Written by SaVanna Shoemaker, MS, RDN, LD on February 20, 2020
Foie gras, or fatty duck or geese liver, is a French delicacy that’s popular around the world.
It’s often mistaken for pâté de foie gras, a smooth spread made from foie gras and white wine. However, the term “foie gras” refers to the whole, intact liver.
Foie gras is fatty and rich, with a velvety texture and a meaty, buttery flavor. It can be prepared in a variety of ways, but it’s most often served as a pâté with bread or crackers.
Foie gras is highly nutritious, containing a variety of vitamins and minerals, but it’s also expensive. Additionally, its production is controversial, with many people considering it inhumane to ducks and geese.
This article reviews foie gras nutrition and uses, how it’s prepared, and its benefits and downsides.
Foie gras is high in fat but also rich in vitamins and minerals, as the liver serves as a storage organ for many nutrients.
Nutrition information for foie gras is unavailable, but 1 ounce (28 grams) of pâté de foie gras, which is made with a small amount of white wine, provides the following nutrients (1Trusted Source):
- Calories: 130
- Protein: 3 grams
- Fat: 12 grams
- Carbs: 1 gram
- Fiber: 0 grams
- Vitamin B12: 111% of the Daily Value (DV)
- Vitamin A: 32% of the DV
- Pantothenic acid: 7% of the DV
- Riboflavin: 7% of the DV
- Niacin: 5% of the DV
- Copper: 13% of the DV
- Iron: 9% of the DV
- Phosphorus: 5% of the DV
The white wine may alter the nutrient content to some degree, but generally not the fat or vitamin and mineral content.
Because of its high fat content, foie gras is rich in calories. However, it’s also high in a variety of vitamins and minerals.
One ounce (28 grams) of pâté contains over a day’s worth of vitamin B12, a key nutrient that helps your body build healthy red blood cells and maintain your energy levels (2Trusted Source).
Foie gras is also a good source of vitamin A, which helps prevent vision problems and promotes healthy cell growth throughout your entire body (3Trusted Source).
Foie gras is mostly fat. It’s rich in several nutrients, including vitamin B12, vitamin A, copper, and iron.
A key part of foie gras production is force-feeding a special diet to ducks and geese.
The diet is based on corn and is highly fattening, which causes the birds to rapidly gain weight and accumulate fat on and around their livers.
The fattening process is what makes foie gras a delicacy, as the livers of ducks and geese that haven’t gone through this process aren’t as fatty or smooth. In fact, the force-feeding process enlarges the liver of the birds by up to 10 times (6Trusted Source).
Foie gras can be sold raw, semi-cooked, fully cooked, whole, or in sections.
It’s a key part of French cuisine.

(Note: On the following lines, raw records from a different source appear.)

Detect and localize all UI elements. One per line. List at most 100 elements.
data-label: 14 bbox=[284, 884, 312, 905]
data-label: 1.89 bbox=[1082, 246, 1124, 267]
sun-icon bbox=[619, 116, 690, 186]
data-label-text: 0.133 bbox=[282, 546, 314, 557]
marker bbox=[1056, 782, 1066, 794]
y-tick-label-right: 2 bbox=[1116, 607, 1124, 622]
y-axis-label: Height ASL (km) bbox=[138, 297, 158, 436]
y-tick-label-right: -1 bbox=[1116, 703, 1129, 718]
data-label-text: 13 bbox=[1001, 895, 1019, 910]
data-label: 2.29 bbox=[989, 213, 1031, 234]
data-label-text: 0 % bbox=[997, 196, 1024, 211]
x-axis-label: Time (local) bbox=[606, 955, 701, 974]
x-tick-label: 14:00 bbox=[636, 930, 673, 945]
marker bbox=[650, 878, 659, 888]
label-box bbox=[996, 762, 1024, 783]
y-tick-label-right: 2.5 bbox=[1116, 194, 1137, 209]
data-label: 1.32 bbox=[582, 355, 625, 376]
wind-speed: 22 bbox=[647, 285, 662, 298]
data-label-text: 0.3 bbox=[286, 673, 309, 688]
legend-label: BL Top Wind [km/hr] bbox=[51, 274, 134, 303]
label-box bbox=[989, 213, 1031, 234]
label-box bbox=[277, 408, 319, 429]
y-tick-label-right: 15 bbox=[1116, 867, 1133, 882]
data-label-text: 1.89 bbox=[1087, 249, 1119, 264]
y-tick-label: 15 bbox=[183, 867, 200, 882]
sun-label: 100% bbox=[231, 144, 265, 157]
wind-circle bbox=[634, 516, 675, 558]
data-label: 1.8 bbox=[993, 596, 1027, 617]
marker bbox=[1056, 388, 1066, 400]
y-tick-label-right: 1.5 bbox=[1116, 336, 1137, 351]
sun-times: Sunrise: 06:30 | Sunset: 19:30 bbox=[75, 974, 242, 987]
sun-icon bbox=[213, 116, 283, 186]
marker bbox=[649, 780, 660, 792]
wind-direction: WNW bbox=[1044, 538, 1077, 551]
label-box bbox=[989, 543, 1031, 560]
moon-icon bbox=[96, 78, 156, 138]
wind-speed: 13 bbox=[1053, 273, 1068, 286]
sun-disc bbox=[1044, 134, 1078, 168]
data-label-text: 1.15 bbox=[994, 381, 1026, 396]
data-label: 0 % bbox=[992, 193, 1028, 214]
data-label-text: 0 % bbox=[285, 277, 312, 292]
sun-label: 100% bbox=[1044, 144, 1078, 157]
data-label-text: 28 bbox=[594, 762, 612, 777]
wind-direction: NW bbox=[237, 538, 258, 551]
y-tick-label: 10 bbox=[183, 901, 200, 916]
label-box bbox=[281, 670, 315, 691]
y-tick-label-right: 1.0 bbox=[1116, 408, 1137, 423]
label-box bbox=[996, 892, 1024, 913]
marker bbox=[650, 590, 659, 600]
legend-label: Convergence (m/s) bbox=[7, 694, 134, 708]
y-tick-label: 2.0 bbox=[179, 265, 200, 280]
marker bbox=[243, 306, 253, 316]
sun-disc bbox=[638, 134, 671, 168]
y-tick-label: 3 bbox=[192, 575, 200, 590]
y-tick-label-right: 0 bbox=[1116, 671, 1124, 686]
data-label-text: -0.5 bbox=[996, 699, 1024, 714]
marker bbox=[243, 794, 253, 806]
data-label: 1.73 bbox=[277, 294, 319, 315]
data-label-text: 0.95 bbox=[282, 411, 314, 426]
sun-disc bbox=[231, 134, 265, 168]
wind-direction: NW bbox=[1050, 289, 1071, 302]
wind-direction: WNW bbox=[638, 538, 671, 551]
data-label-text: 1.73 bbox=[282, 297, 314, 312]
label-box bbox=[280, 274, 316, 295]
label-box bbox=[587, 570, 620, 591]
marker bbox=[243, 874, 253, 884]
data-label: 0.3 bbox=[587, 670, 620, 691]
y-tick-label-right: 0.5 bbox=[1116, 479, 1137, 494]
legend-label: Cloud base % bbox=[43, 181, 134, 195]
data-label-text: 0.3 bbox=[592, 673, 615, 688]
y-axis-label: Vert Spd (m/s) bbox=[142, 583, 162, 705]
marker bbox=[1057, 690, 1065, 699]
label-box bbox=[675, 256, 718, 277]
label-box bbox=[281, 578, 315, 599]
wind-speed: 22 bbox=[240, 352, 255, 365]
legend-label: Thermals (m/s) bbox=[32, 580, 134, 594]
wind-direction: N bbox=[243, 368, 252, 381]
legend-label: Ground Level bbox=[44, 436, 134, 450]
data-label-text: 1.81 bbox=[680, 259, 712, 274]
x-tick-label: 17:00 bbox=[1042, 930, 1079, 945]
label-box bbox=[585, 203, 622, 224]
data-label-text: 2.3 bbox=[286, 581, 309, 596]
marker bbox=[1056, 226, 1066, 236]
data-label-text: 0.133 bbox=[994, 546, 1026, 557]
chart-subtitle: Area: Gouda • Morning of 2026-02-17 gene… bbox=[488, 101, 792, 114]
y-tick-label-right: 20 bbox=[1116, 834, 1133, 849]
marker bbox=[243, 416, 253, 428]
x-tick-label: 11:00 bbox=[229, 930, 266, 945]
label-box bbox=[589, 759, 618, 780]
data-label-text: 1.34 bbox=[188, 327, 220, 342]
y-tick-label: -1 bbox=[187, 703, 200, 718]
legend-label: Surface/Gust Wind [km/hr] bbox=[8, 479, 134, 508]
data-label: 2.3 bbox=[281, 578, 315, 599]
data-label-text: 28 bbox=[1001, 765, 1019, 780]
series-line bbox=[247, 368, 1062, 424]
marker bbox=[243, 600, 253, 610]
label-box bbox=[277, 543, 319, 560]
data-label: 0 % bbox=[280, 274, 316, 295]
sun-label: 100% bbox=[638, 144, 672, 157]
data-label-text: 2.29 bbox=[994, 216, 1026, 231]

Roasted, pan-fried, or grilled foie gras are popular dishes, but most people are more familiar with a spreadable form, such as pâté de foie gras, which is typically served with a baguette or crackers.
Foie gras is made by force-feeding ducks or geese until they’ve accumulated significant amounts of fat on their livers. Foie gras is typically served as a spread with a baguette or crackers.
Foie gras is rich in nutrients like vitamin B12, vitamin A, copper, and iron.
It’s also high in calories and fat. That said, the fat is a healthy combination of unsaturated and saturated fat.
Most of the fat in foie gras is monounsaturated fat, which is highly anti-inflammatory and may help reduce your heart disease risk. Another rich source of monounsaturated fat is olive oil (7Trusted Source, 8Trusted Source).
Plus, the saturated fat in this food isn’t as harmful as it once was thought to be. Current research suggests that foods higher in saturated fat can be included as part of a balanced diet (9Trusted Source).
Because of its high fat content, it’s also filling. This may help you regulate your intake, which is important to consider because of its high calorie content (10Trusted Source).
Foie gras is rich in certain nutrients and boasts a favorable fat profile, containing mostly anti-inflammatory monounsaturated fat.
Given its unique production methods and status as a delicacy, foie gras is expensive.
Additionally, many places have banned it since force-feeding birds to enlarge their livers is considered inhumane.
That said, the traditional force-feeding practice is protected in France, as it’s a key part of French culinary culture (13).
Fortunately, some foie gras producers have implemented non-force-feeding methods.
If you do eat foie gras, you shouldn’t each too much in one sitting. It’s rich and high in fat, so eating an excessive amount could cause digestive upset.
In addition, pregnant women and people with compromised immune systems should only eat heat-sterilized, canned foie gras. Homemade or fresh foie gras carries a higher risk of bacterial contamination because it’s prepared at low temperatures.
Foie gras is controversial because the production methods are widely considered inhumane. Pregnant women shouldn’t consume homemade or fresh foie gras due to the risk of bacterial contamination.